In Northern Ireland, 43% of retailers estimate this same impact to be 10-20% of their turnover.

The survey results showed that smuggling over the border must remain front of mind during all Brexit negotiations, RAS spokesperson and Dublin based retailer Benny Gilsenan said.

“It’s not just the loss of revenue from missing out on the sale of a packet of cigarettes or bottle of wine. Retailers find that when a customer doesn’t buy these in their shop, they’re not buying their pint of milk, they’re not buying their sliced pan (bread) with us either.

“It has a huge knock on effect on small businesses, and this is seen on both sides of the border.”

CEO of Retail Excellence Ireland Lorraine Higgins said: “Greater consideration needs to be given to the challenges retailers are facing, and how Brexit will only exacerbate those difficulties.

“Rising excise tax has proven to be an ineffective way of dealing with the problem, we need to see the Sale of Illicit Goods Bill introduced so that progress can finally be made.”

CEO of Retail NI Glyn Roberts also called for more resources to be made available to tackling the issue of smuggling in Ireland.

“Government needs to listen to retailers and provide the necessary supports,” he said.
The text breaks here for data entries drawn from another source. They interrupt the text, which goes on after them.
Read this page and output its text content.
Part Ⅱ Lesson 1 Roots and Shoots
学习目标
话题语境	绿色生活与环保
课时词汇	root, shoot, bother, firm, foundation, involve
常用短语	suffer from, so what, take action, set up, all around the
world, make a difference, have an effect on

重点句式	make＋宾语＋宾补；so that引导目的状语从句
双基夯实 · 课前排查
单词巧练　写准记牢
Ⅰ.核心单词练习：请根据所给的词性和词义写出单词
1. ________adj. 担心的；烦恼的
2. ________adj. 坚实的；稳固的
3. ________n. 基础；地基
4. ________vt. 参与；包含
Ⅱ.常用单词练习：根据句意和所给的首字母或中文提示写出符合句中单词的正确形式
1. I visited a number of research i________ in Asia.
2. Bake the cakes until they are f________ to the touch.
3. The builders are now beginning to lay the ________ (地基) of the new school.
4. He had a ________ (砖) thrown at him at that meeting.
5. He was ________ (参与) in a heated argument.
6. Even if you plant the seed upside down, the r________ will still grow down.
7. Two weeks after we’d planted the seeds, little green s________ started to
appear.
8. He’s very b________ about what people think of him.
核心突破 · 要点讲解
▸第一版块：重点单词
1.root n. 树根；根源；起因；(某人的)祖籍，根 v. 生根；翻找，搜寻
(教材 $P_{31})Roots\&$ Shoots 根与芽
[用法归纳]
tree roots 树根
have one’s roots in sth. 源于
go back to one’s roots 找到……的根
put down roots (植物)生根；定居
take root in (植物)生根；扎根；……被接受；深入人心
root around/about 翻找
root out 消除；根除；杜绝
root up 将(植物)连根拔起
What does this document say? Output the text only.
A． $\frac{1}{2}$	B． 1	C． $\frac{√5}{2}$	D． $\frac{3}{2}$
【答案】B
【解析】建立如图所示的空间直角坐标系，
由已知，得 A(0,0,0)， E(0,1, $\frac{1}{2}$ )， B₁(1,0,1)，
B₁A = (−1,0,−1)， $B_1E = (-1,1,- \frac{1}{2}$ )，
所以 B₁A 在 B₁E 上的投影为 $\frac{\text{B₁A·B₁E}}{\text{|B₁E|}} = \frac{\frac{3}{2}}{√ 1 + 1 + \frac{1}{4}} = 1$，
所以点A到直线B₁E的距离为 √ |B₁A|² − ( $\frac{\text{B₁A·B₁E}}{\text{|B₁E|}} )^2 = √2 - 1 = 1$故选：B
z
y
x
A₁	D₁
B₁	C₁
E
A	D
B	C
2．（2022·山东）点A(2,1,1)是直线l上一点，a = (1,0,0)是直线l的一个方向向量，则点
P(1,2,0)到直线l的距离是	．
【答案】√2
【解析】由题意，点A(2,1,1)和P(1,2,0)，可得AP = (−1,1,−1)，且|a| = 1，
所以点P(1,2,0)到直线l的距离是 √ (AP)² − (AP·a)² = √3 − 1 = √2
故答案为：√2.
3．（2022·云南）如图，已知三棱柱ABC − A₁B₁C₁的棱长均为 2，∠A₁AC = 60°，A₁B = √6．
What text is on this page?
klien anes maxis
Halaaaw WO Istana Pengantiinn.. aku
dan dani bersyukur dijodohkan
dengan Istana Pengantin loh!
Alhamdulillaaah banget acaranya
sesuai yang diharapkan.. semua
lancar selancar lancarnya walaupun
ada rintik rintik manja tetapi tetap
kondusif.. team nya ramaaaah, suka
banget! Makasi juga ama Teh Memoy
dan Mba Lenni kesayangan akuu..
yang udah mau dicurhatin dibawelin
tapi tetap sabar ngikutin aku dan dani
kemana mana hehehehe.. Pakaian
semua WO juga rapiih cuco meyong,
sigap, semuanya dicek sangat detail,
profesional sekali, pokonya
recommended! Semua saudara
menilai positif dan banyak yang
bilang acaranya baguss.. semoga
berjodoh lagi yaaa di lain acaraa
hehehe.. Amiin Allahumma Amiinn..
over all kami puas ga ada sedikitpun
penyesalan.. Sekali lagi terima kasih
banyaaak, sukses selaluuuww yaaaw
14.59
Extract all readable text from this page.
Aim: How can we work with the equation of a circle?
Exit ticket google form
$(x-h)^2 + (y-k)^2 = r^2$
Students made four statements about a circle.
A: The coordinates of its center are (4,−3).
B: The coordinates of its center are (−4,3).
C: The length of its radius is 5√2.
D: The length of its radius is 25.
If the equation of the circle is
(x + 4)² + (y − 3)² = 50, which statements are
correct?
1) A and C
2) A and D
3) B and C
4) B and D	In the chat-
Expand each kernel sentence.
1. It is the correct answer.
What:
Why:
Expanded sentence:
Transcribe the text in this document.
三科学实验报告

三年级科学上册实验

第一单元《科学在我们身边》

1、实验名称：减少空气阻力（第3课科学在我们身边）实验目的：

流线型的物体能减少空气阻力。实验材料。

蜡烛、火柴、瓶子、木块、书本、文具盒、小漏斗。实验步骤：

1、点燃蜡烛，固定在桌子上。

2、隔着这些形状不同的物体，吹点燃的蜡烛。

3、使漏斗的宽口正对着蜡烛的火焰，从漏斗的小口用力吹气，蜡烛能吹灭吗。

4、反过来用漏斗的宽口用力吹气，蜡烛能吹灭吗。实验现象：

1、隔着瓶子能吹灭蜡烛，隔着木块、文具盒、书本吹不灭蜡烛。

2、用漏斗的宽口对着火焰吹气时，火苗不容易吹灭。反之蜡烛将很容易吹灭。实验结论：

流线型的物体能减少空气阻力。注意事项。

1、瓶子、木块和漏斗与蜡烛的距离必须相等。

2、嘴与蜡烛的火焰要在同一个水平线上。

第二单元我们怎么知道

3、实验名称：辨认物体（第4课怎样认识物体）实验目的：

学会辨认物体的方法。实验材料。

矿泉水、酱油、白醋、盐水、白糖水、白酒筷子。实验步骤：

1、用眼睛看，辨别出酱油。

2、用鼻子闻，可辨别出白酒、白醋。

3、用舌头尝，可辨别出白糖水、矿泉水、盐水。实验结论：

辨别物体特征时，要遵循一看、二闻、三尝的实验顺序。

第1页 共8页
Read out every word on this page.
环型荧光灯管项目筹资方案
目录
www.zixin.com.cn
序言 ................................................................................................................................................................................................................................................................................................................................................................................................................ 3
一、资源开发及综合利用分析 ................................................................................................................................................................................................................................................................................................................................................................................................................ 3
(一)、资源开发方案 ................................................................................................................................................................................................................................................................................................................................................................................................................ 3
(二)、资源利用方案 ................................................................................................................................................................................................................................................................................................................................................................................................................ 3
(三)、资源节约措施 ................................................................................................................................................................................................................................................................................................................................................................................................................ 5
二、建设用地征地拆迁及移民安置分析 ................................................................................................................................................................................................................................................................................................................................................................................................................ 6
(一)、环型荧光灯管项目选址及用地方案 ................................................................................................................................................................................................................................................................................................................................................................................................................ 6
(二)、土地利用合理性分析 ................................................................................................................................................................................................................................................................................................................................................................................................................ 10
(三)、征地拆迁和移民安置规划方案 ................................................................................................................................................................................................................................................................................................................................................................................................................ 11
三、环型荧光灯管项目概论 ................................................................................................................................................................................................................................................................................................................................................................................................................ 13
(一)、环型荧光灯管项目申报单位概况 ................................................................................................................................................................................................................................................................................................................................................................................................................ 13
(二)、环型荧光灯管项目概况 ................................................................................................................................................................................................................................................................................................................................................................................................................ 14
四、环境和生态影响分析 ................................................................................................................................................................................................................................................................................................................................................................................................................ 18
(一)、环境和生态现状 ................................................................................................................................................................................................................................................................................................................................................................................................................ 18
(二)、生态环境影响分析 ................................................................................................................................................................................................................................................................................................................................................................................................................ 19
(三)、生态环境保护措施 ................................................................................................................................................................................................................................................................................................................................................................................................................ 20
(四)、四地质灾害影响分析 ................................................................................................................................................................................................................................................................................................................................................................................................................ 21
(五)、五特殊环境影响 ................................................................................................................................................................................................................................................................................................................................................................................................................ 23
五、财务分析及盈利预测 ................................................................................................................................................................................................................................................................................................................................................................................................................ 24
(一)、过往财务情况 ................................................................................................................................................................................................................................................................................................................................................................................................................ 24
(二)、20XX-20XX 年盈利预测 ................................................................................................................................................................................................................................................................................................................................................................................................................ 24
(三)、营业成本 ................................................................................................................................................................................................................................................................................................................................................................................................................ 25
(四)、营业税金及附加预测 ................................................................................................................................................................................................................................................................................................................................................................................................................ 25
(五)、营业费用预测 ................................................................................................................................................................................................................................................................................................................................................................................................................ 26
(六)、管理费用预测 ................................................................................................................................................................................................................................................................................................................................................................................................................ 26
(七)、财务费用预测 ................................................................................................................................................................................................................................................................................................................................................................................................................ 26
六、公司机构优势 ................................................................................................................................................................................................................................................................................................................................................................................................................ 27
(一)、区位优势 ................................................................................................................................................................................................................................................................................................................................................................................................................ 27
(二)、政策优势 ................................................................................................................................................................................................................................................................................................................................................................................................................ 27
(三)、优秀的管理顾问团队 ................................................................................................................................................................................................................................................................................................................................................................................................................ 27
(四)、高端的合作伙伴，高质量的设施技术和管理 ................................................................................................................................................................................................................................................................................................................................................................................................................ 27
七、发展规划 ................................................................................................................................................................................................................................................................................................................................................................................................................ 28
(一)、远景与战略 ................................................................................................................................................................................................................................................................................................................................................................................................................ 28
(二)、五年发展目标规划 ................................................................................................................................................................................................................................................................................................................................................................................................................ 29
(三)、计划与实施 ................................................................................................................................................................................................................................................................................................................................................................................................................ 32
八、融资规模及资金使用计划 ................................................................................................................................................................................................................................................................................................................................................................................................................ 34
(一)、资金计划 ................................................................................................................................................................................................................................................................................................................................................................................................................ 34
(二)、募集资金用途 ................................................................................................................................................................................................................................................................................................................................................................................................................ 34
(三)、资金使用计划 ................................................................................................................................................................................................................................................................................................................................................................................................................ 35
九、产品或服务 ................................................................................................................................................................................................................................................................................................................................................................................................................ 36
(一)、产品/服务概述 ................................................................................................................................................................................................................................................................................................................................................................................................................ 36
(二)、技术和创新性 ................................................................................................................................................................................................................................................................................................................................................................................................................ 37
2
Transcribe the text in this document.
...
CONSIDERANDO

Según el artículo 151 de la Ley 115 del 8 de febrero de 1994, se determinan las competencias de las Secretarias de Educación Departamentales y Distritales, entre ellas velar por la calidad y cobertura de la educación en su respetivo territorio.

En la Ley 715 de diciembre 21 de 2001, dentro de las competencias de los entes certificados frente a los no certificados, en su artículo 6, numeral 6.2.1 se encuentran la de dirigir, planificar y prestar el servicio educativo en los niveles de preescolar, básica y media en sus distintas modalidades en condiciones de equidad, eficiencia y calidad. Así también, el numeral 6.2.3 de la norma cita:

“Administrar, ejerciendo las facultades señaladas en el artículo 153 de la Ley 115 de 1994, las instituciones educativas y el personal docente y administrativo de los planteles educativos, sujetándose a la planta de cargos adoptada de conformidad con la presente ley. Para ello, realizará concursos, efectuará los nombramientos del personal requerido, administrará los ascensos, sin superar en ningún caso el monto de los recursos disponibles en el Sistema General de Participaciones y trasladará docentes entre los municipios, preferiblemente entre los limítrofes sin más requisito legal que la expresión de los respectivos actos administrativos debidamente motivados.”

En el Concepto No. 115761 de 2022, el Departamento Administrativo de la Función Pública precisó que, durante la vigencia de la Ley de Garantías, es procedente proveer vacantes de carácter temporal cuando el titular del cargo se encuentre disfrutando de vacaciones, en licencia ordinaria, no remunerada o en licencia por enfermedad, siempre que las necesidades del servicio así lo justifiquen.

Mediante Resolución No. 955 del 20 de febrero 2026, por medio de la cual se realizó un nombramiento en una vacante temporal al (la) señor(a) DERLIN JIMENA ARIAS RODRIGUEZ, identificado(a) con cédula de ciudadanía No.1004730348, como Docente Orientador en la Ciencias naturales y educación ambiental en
The survey also revealed that only one in five retailers believe that the authorities have the resources they need to deal with smuggling and illicit trade in their area both North and South of the border.

It also emerged that 42% of Republic of Ireland border retailers don’t know how to report suspected illicit trading.

Among Northern Ireland border retailers that figure is just over 20%.

Retailers Against Smuggling (RAS) and Retail NI unveiled the survey results at the second high-level round-table discussion in Belfast to tackle Brexit, the Border & the Black Market.

Members of the Irish Government, An Garda Síochána, the PSNI and HMRC discussed the issues that retailers on both sides of the border will face in the coming months and years.